HL Deb 06 February 1958 vol 207 cc482-4

2.46 p.m.

THE LORD CHANCELLOR (VISCOUNT KILMUIR) rose to move, That the Order of the 19th of November last, referring the Bill to the Joint Committee on Consolidation Bills, be discharged, and that leave be given to withdraw the Bill. The noble and learned Viscount said: My Lords, I am sorry to trouble your Lordships with this Motion, but it has been rendered necessary because of difficulties which have arisen regarding the proper interpretation to be placed on certain of the enactments which the Matrimonial Proceedings (Magistrates' Courts) Bill was designed to consolidate. Your Lordships may remember that the Royal Commission on Marriage and Divorce recommended that the law with regard to the jurisdiction and powers of magistrates' courts in matrimonial proceedings should be codified. The Consolidation Bill which is the subject of this Motion was introduced on November 13 last, and on the 19th of that month was referred by order of the House to the Joint Committee on Consolidation Bills. While the Bill was under consideration by the Joint Committee, questions were raised with regard to the proper interpretation of certain of the enactments consolidated in the Bill, and, in particular, as regards the Summary Jurisdiction (Separation and Maintenance) Act. 1925, and Section 11 of the Matrimonial Causes Act, 1937.

After careful consideration we have reluctantly come to the conclusion that these difficulties cannot be surmounted in a Consolidation Bill, in which, as your Lordships are aware, only minimum changes of the law can be made, and there is, therefore, no alternative but to withdraw the Bill. However, my right honourable friend the Home Secretary is conscious of the importance of replacing the complicated and scattered existing enactments on this subject by a single up-to-date enactment, and he proposes to set up an expert Committee to advise him on the steps which can best be taken for this purpose.
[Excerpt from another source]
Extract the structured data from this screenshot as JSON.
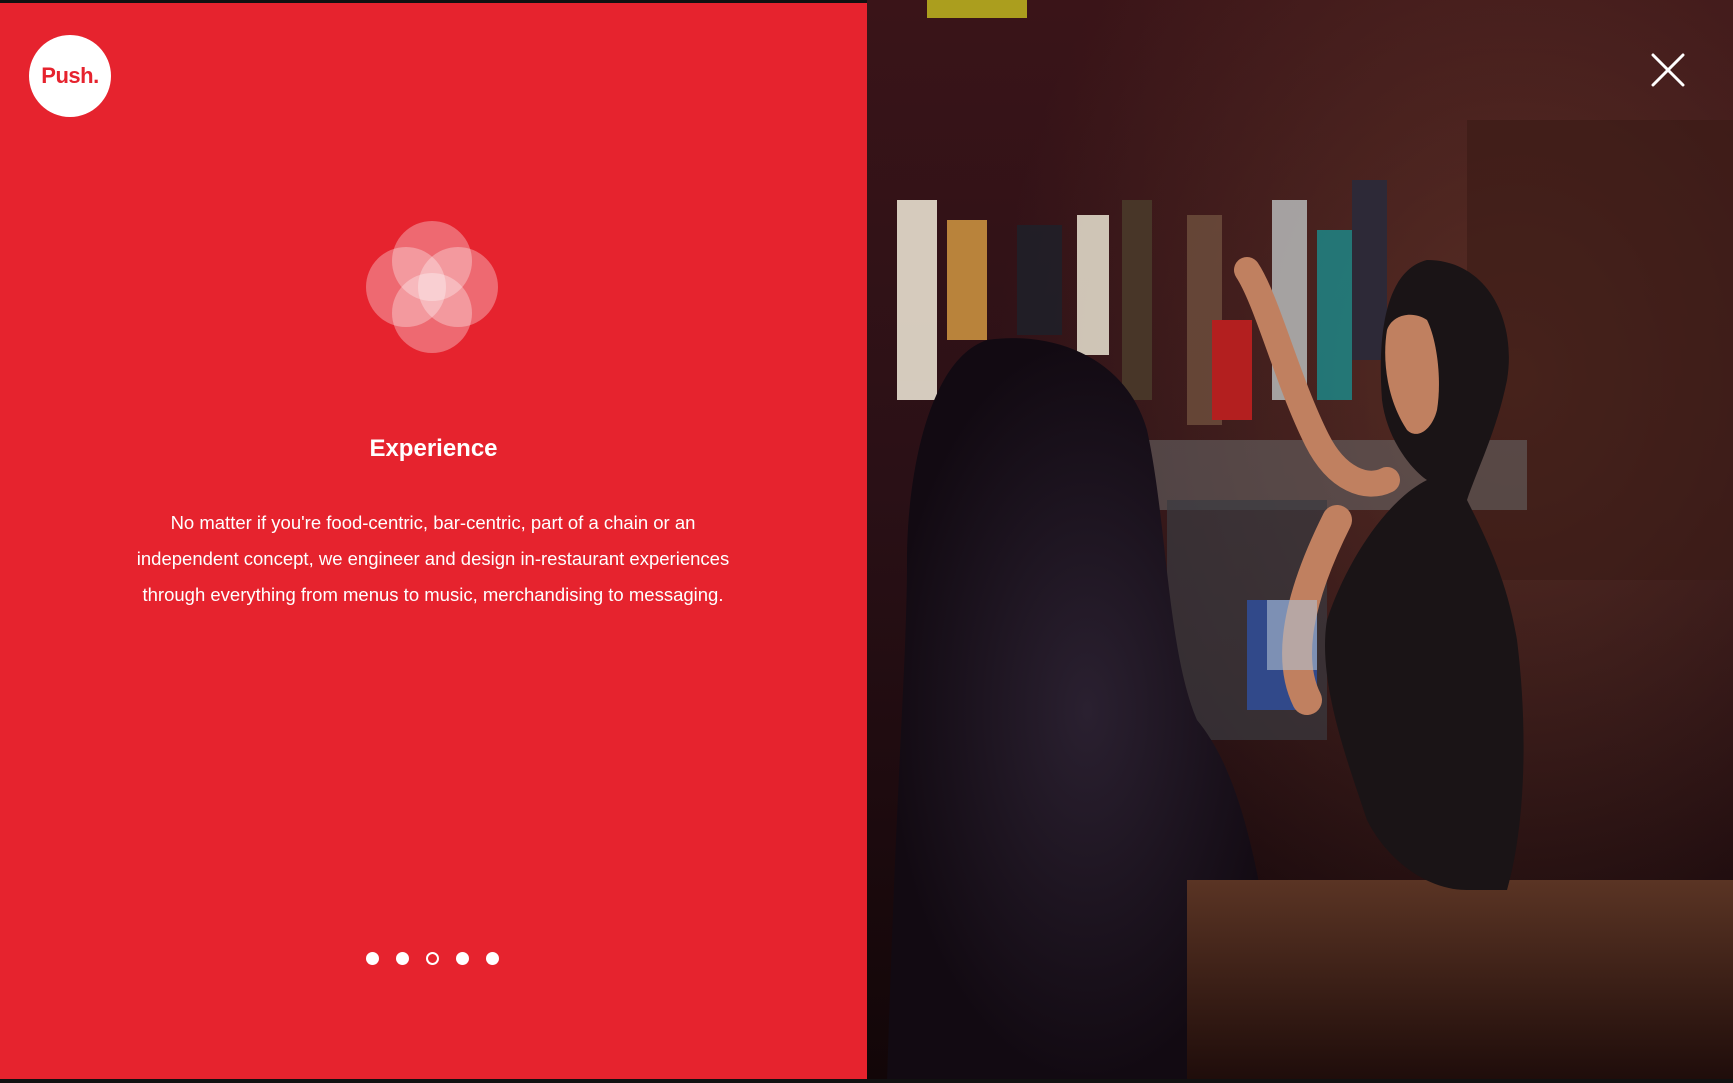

He also proposes to seek the advice of that Committee on the best method of incorporating into any such new measure certain recommendations of the Royal Commission relating to the jurisdiction of magistrates' courts in matrimonial proceedings. As I say, I am sorry that this difficulty should have arisen, but I assure your Lordships that the work of consolidation will not be allowed to flag. I beg to move.

Moved, That the Order of the 19th of November last, referring the Bill to the Joint Committee on Consolidation Bills, be discharged, and that leave be given to withdraw the Bill.—(The Lord Chancellor.)

LORD SILKIN

My Lords, I am sure the House will agree that this Motion should be accepted, and I rise only for the purpose of getting some information. I take it I am right in my understanding that the reason for not proceeding with the consolidation is that if we had done so we should have been re-enacting two rather obscure clauses in two separate Acts of Parliament which have, in fact, been in operation for some twenty years without any great hardship to anybody. Nevertheless, it is desirable, if at all possible, to remove the obscurities, and I take it that the intention is to introduce legislation to remove the obscurities in the two Acts of Parliament to which the noble and learned Viscount referred and, at the same time, to take advantage of that to introduce further legislation arising from Reports of Committees; and that when that has been done the consolidation can be proceeded with. If I am correct in that assumption. then I think that it is a satisfactory way of proceeding, and I would ask only whether the noble and learned Viscount thinks that that is all that can be done in the present Session of Parliament.

THE LORD CHANCELLOR

My Lords, the noble Lord, Lord Silkin, is exactly right as to the situation. I do not think I can give an absolute undertaking as to the time because, of course, it depends on how long the Committee which my right honourable friend the Home Secretary proposes to set up will take. But I give him the assurance that I am anxious to see the law on this subject consolidated, and I shall press on as quickly as I can. I am glad to have the noble Lord's support, as he realises that to consolidate an equivocal position would be a bad step, and we must do our utmost to put it right as quickly as we can. I am grateful to the noble Lord for what he has said.

On Question, Motion agreed to, and ordered accordingly.